How Do You Eat an Elephant?

I’ve been neglecting this blog for a while, partly because every time I have a minute to think about posting I’m so overwhelmed with ideas/events/questions/recent readings/everyday drivel that I flounder around unable to pick something to write about, and end up abandoning the whole idea in favour of reading my Twitter stream…

Fortunately (or not, at this point I can’t quite decide) I have decided to take the advice of many a sagacious old proverb, and just make a start – thus the title for this blog post.
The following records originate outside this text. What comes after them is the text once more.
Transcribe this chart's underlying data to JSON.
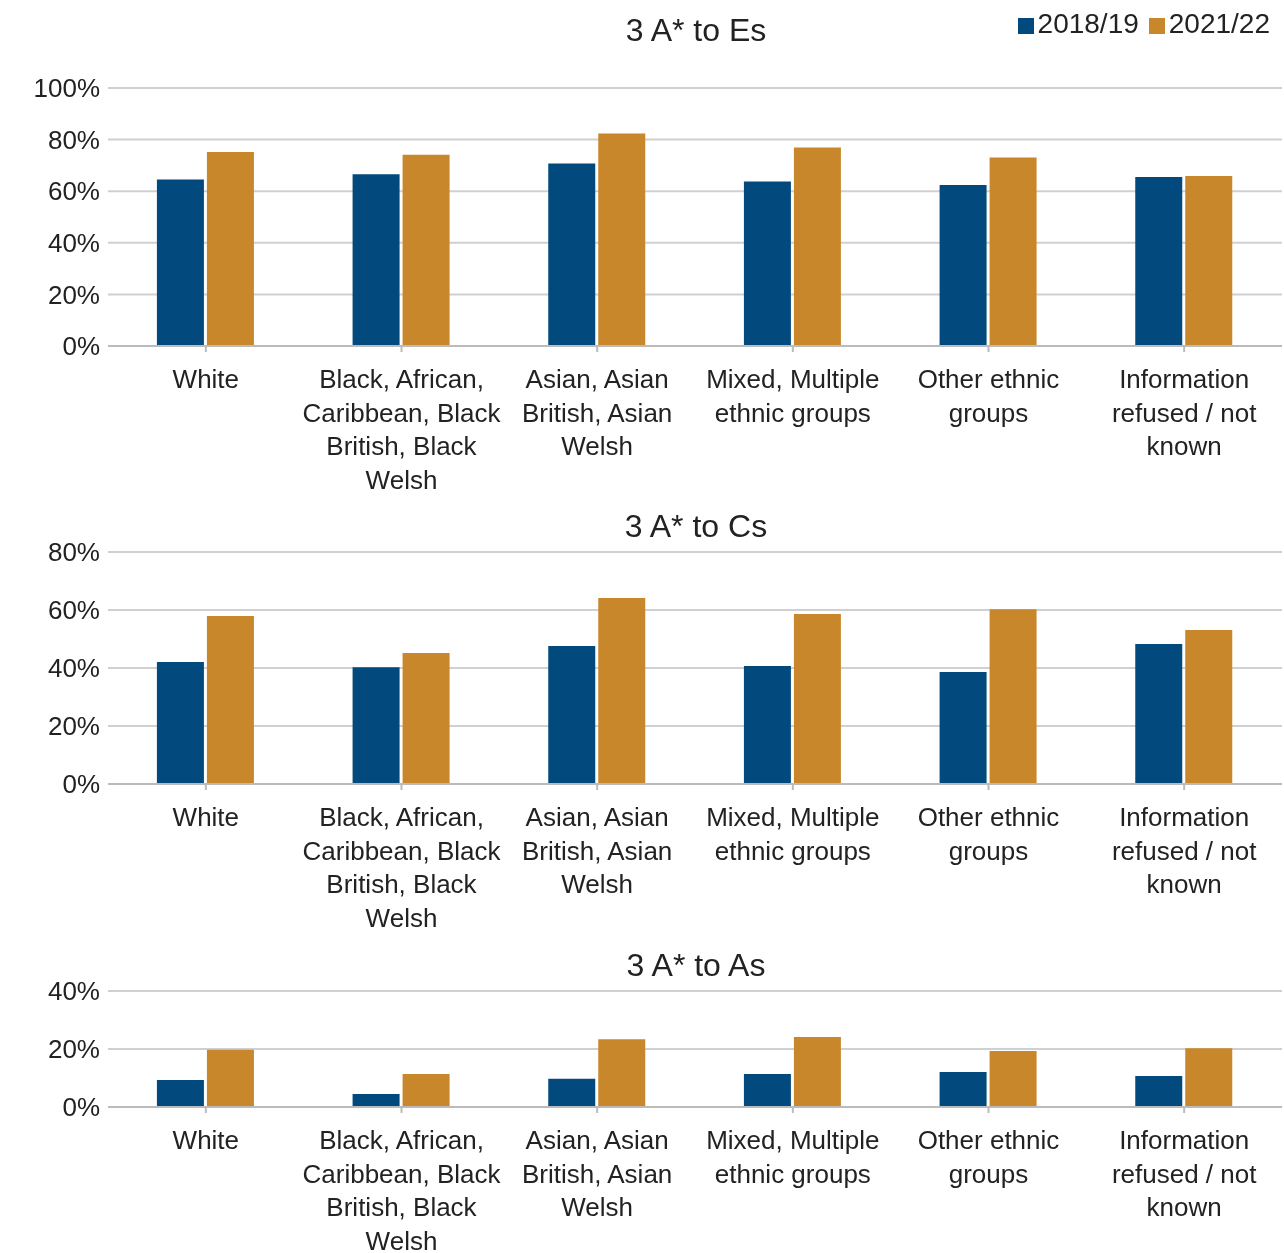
{
  "chart_data": [
    {
      "type": "bar",
      "title": "3 A* to Es",
      "categories": [
        "White",
        "Black, African, Caribbean, Black British, Black Welsh",
        "Asian, Asian British, Asian Welsh",
        "Mixed, Multiple ethnic groups",
        "Other ethnic groups",
        "Information refused / not known"
      ],
      "series": [
        {
          "name": "2018/19",
          "color": "#024a7d",
          "values": [
            64.5,
            66.6,
            70.7,
            63.8,
            62.4,
            65.5
          ]
        },
        {
          "name": "2021/22",
          "color": "#c8872b",
          "values": [
            75.2,
            74.1,
            82.4,
            76.9,
            73.1,
            65.9
          ]
        }
      ],
      "ylim": [
        0,
        100
      ],
      "yticks": [
        {
          "value": 0,
          "label": "0%"
        },
        {
          "value": 20,
          "label": "20%"
        },
        {
          "value": 40,
          "label": "40%"
        },
        {
          "value": 60,
          "label": "60%"
        },
        {
          "value": 80,
          "label": "80%"
        },
        {
          "value": 100,
          "label": "100%"
        }
      ],
      "grid": "y",
      "legend": "top right"
    },
    {
      "type": "bar",
      "title": "3 A* to Cs",
      "categories": [
        "White",
        "Black, African, Caribbean, Black British, Black Welsh",
        "Asian, Asian British, Asian Welsh",
        "Mixed, Multiple ethnic groups",
        "Other ethnic groups",
        "Information refused / not known"
      ],
      "series": [
        {
          "color": "#024a7d",
          "values": [
            42.1,
            40.3,
            47.6,
            40.7,
            38.6,
            48.3
          ]
        },
        {
          "color": "#c8872b",
          "values": [
            57.9,
            45.2,
            64.1,
            58.6,
            60.3,
            53.1
          ]
        }
      ],
      "ylim": [
        0,
        80
      ],
      "yticks": [
        {
          "value": 0,
          "label": "0%"
        },
        {
          "value": 20,
          "label": "20%"
        },
        {
          "value": 40,
          "label": "40%"
        },
        {
          "value": 60,
          "label": "60%"
        },
        {
          "value": 80,
          "label": "80%"
        }
      ],
      "grid": "y",
      "legend": false
    },
    {
      "type": "bar",
      "title": "3 A* to As",
      "categories": [
        "White",
        "Black, African, Caribbean, Black British, Black Welsh",
        "Asian, Asian British, Asian Welsh",
        "Mixed, Multiple ethnic groups",
        "Other ethnic groups",
        "Information refused / not known"
      ],
      "series": [
        {
          "color": "#024a7d",
          "values": [
            9.3,
            4.5,
            9.7,
            11.4,
            12.1,
            10.7
          ]
        },
        {
          "color": "#c8872b",
          "values": [
            19.7,
            11.4,
            23.4,
            24.1,
            19.3,
            20.3
          ]
        }
      ],
      "ylim": [
        0,
        40
      ],
      "yticks": [
        {
          "value": 0,
          "label": "0%"
        },
        {
          "value": 20,
          "label": "20%"
        },
        {
          "value": 40,
          "label": "40%"
        }
      ],
      "grid": "y",
      "legend": false
    }
  ]
}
One of the things I’ve been thinking about recently is how to get abstract concepts such as ‘intranet’, ‘internet’, ‘world wide web’ and the many-faceted ‘digital citizenship’ across to my younger students. Library lessons are being used to have something of a blitz on digital citizenship this term, so I am exploring various aspects with every class from Year 2 through to Year 6, with a few extras thrown in with Year 8 for good measure. This is giving me a really interesting overview of things like:

  • how many of our students have access to the internet at home,
  • how restricted or otherwise that access is,
  • how sophisticated their understanding of the internet is,
  • whether they have any rules about what to share online, with whom, in what ways…

One thing I’ve been struggling with is how to help the youngest students understand the steps needed to save their work. All students from Year 3 up have a personal space on the school intranet where they can save their work, with the added bonus of it being accessible from outside the school via the online portal. Saving their work to their personal intranet page takes a few steps, but most students forget and revert to the My Documents one-click method; unfortunately this leads to widespread annihilation of projects as that folder is wiped when the student logs off.
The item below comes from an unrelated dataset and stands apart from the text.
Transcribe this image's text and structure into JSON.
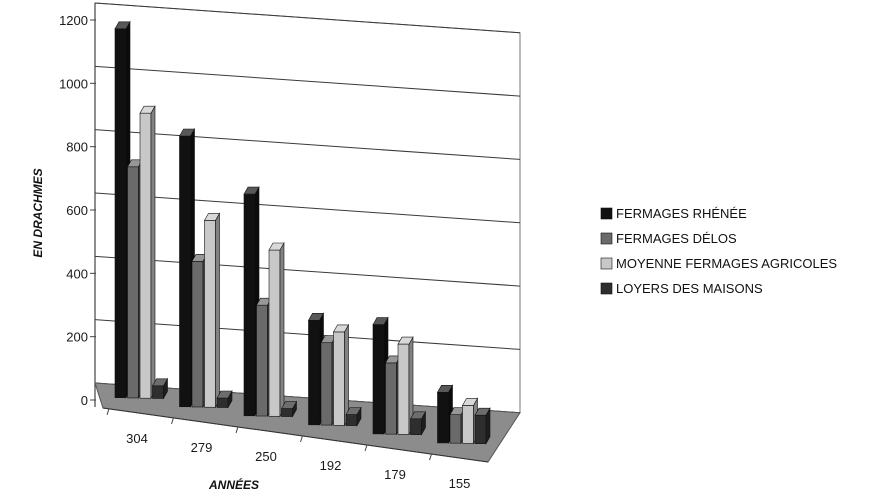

I have found myself harking back to undergraduate education studies and Piaget – the concrete-operational stage. My Year 3s are just not developmentally equipped to hypothesise abstract constructs such as ‘intranet’, so I decided to try to make it real for them.

We have some great IT guys at my school and in a stunning piece of serendipity one of them has a son in Year 3. Earlier this year I talked to Matt about having an internal excursion to explore what the intranet is and how it works, and last week we took three separate classes on journeys from their classrooms past switch cabinets, wireless access hubs, big orange fibre optic cables, manholes beside the road, big pipes going over the top of roofs, all the way to the server room. I asked the boys to sketch each piece of equipment and I did the same, then took photos as well. Tomorrow we’ll be going back over our diagrams, perhaps adding arrows or colour, to check that we understand how the intranet works.

Then we will see if we can develop some ideas about how the internet works based on what we know about our intranet. We will look at some videos explaining the structure of the internet, particularly this one “The Internet Explained“. If time permits I’d love to have my students record some videos explaining how it all works, a bit like this Microsoft one.

*****

This post has been sitting in the draft folder for some time, so I will just add a photo and put it up. Sometimes it is necessary to stop dithering over imperfect expression of nebulous ideas and just put it out there.